Jessica Roberts, a Portland-based principal at Alta Planning + Design who follows Walker’s work, suggested during a public forum last fall that Portland could defuse some of the endless debate between these two values by setting a percentage — maybe 70-30, or maybe 50-50 — to allocate new spending on its biking network.

“Because we have nothing more than the change behind the couch cushions to work on bike projects, I think we’re seeing a lot of tension between I guess what you might call equity-based arguments and people who want to see us direct our resources to the parts of our city where we already have people biking,” Roberts said in an interview. “You’re both right! … You don’t really have to choose only one or only the other, but it behooves transit agencies and especially transit agency boards to have a really explicit conversation about why they run their transit system, what their goals and objectives are.

PBOT Lunch and Learn panel-2
Jessica Roberts, right, says Portland bikeway planners
could take a page from transit planning.

“I can’t help but wonder if a similar conversation can’t happen in the bikeway realm,” Roberts said.

Poyourow and Roberts acknowledged that the usual assumptions of mass transit — that service to dense, walkable parts of a city will usually tend to have the most ridership payoff — might be more complicated when it comes to bicycling.

But both consultants said it’d be useful for Portland’s biking policymakers to start thinking explicitly about the two opposing values.

Oregon Active Transportation Summit-22
Michelle Poyourow, right, says the approach helps
transit agencies make decisions less haphazardly.

“That is an idea that Jarrett developed after years and years of working with transit agencies and … after watching them get beat up no matter what they did, he said here’s a way that electeds and public officials can give really clear guidance to staff,” Poyourow said. “The first step to that conversation is admitting that those goals are in conflict, not trying to tell people that you can be everything to everyone. … A resilient plan doesn’t just say yes to everyone.”

After all, Roberts said, the choices between these tradeoffs are being made today — just not systematically.

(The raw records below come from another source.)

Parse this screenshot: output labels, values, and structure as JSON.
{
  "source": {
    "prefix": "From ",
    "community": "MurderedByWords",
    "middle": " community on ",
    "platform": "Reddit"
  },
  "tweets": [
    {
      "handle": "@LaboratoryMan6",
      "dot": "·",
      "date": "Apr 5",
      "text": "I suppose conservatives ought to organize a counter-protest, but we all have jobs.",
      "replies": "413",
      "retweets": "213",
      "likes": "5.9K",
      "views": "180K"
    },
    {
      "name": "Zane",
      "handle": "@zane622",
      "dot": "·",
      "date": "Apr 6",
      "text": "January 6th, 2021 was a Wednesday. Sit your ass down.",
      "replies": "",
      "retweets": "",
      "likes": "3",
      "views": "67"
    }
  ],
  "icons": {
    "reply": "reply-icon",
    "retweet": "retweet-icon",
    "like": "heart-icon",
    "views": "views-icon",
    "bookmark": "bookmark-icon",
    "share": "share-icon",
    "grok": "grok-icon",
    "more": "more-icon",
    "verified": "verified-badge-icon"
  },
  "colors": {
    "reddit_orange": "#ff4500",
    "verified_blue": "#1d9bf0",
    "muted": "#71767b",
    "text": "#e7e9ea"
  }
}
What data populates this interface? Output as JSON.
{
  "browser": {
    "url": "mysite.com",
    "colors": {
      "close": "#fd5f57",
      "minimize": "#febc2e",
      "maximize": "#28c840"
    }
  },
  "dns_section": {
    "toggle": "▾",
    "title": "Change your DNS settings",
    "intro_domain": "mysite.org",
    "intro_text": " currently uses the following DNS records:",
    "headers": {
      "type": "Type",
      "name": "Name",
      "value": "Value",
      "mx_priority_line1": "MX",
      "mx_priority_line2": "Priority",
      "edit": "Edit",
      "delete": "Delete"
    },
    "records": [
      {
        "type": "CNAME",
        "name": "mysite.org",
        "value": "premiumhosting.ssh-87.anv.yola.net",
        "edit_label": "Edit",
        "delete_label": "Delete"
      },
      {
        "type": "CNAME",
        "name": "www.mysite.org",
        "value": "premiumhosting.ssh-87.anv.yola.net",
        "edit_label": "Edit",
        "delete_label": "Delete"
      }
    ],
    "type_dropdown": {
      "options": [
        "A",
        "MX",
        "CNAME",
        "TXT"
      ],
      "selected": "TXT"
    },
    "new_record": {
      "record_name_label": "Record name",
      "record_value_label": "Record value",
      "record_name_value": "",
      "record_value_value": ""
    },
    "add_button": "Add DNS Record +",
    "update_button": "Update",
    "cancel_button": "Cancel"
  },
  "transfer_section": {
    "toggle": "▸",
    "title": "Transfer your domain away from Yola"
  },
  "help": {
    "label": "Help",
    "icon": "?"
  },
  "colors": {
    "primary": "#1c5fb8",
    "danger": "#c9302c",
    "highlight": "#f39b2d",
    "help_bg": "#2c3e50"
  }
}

“We negotiate these tradeoffs whether we do it in a smart informed high-level way or in really dirty politics,” Roberts said. “These decisions get made, and they will even if we have more money. so I guess the question is, is the way we’re making these decisions the best way to align our investments with our goals? Probably not. Would a ridership vs. coverage high-level conversation help? I don’t know. But it would be an experiment worth trying.”